Ah, I'm a stooge of ESPN talk. "Those guys hate Ohio State and the B1G and that's why you (I) think this team didn't have speed.
DaddyBigBucks;2079506; said:
Michigan State got more sacks against the Buckeyes than Florida did. But they're from East Lansing, so the claim of superior speed doesn't fit the narrative.
Or maybe Hardy and Gholston have the same kind of speed advantage over the Bucks? I didn't say the Big 10 didn't have speed. I said that in a side-by-side comparison it looked to me as if Florida and Oregon had more speed than Ohio State and Wisconsin.

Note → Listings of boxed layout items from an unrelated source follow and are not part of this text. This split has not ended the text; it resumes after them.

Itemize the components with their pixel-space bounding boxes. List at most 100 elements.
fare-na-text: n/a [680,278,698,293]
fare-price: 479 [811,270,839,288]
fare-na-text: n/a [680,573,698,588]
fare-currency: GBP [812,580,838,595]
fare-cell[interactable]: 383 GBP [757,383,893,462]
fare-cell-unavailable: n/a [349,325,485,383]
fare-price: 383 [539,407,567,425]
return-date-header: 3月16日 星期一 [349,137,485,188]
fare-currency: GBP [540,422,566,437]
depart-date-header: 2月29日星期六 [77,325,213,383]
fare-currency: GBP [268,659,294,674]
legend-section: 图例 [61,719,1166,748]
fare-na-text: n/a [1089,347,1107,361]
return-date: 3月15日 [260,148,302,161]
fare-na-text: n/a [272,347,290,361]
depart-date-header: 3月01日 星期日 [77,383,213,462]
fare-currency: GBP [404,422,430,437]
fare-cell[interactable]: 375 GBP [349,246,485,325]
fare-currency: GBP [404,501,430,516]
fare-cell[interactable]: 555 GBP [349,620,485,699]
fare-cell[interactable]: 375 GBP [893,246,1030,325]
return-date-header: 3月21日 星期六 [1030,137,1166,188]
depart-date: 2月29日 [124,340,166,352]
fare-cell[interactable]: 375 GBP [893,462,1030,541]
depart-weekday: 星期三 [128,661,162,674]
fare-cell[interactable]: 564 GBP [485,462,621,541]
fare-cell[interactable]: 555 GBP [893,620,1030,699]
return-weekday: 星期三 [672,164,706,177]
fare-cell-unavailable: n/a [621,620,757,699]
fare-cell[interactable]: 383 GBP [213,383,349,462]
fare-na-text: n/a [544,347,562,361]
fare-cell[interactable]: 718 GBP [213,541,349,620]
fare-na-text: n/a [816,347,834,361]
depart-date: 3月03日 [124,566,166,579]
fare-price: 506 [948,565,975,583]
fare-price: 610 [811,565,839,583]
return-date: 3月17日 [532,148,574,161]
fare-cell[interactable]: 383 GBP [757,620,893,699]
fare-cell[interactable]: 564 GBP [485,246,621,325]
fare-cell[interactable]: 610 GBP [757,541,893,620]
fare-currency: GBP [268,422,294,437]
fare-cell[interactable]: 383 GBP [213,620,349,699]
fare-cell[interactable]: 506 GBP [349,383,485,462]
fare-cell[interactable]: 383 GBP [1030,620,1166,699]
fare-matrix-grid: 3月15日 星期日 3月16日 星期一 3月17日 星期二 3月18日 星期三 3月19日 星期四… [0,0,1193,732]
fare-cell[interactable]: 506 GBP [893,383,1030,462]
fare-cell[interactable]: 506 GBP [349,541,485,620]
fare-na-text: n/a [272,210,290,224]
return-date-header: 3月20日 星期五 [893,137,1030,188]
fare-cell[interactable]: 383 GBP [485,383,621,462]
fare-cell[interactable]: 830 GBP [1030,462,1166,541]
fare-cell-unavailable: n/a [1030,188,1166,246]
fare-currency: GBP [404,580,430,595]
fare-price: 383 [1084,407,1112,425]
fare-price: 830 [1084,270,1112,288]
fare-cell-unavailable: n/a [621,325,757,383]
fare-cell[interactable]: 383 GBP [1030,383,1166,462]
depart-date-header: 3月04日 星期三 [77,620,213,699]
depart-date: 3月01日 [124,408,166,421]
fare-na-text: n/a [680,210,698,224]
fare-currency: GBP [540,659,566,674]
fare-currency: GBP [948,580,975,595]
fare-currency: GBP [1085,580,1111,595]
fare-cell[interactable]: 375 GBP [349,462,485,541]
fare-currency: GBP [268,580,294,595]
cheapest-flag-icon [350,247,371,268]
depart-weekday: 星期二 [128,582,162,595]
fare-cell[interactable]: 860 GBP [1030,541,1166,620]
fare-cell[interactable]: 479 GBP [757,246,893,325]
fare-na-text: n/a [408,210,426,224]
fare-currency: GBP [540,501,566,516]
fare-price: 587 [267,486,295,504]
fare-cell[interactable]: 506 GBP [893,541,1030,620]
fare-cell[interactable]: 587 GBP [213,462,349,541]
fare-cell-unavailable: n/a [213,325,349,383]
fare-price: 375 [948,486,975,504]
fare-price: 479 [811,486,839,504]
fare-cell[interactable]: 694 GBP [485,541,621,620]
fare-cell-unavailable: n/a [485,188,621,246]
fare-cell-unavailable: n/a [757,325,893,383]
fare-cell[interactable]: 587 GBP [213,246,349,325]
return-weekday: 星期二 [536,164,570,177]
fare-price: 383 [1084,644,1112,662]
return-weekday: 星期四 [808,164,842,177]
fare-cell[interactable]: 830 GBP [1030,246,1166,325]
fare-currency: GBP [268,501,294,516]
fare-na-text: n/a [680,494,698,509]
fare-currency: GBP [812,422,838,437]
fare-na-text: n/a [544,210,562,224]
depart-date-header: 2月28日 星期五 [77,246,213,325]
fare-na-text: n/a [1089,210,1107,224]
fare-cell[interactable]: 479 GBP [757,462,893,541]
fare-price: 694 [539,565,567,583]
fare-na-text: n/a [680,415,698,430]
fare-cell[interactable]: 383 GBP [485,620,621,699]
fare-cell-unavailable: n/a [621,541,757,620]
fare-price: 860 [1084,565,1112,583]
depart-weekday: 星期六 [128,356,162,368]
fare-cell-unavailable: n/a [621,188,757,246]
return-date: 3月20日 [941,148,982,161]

Ohio State gave up kick return touchdowns to the likes of Iowa and Wisconsin in the past couple of years. But Corn and Cheese do not produce speed.
Or maybe Johnson-Kohluianis and Toon have speed? They also gave up a ton of return yards to a Miami team that couldn't do much else, but hey, what the hell could that have to do with speed? Maybe those guys wore greased jerseys.
Ohio State's receivers had a hard time getting open against a lot of B1G teams this year. I'd love to hear what narrative includes this little factoid.
Maybe until Posey arrived on the scene there was no deep threat... and what did Posey bring to the situation? Speed. Why couldn't guys playing "speed" positions get open if not for a lack of speed?
Florida has claimed, just as other teams have this year, that Brewster was an easy read and they were able to jump the count.
And a slow coaching staff didn't correct that? So now coaching mental speed enters the picture?
The end-around to Posey was a play that even I was able to read within a half second of the snap, so it's no surprise that the Gator defense was in position.
And because Bostic could read the snap he was able to get to Posey before the blocker could get to him. So now we see that Florida is slow, but they have better peripheral vision.
Running Dave, Dave, Draw for long stretches must have caught the Gator defense off guard. Oh wait, no it didn't.
Back to mental speed again. Bollman didn't make adjustments as fast as Florida's DC did.
The point of all this is that it is easy to play fast when you know what is coming. Florida's defense did. Ohio State's defense didn't.
The French would have stopped the Germans in the Ardennes, but the fifth column gave their plans away.
Finally, I will close with an unprovable rhetorical point because this is a pointless discussion anyway: Ohio State is very probably the fastest 6-7 team in the country. Speed is not this team's Achilles Heel. Speed is not the reason this team lost 7 games including the last 4. Execution, or rather the lack thereof, is the reason that the 2012 Buckeyes were not very good.
This team was torn apart by the loss of the coach, the QB (and single best athlete in the conference, possibly all of CFB), the loss of their best running back, the loss of their best receiver and only deep threat and the loss of experienced linemen. In this particular game a blocked punt, a 90 some yard kick off return, an inability to reach the edge on offense and defense, an inability to get receivers open, it seems fair to me to speculate that just maybe speed was a factor. That or better peripheral vision.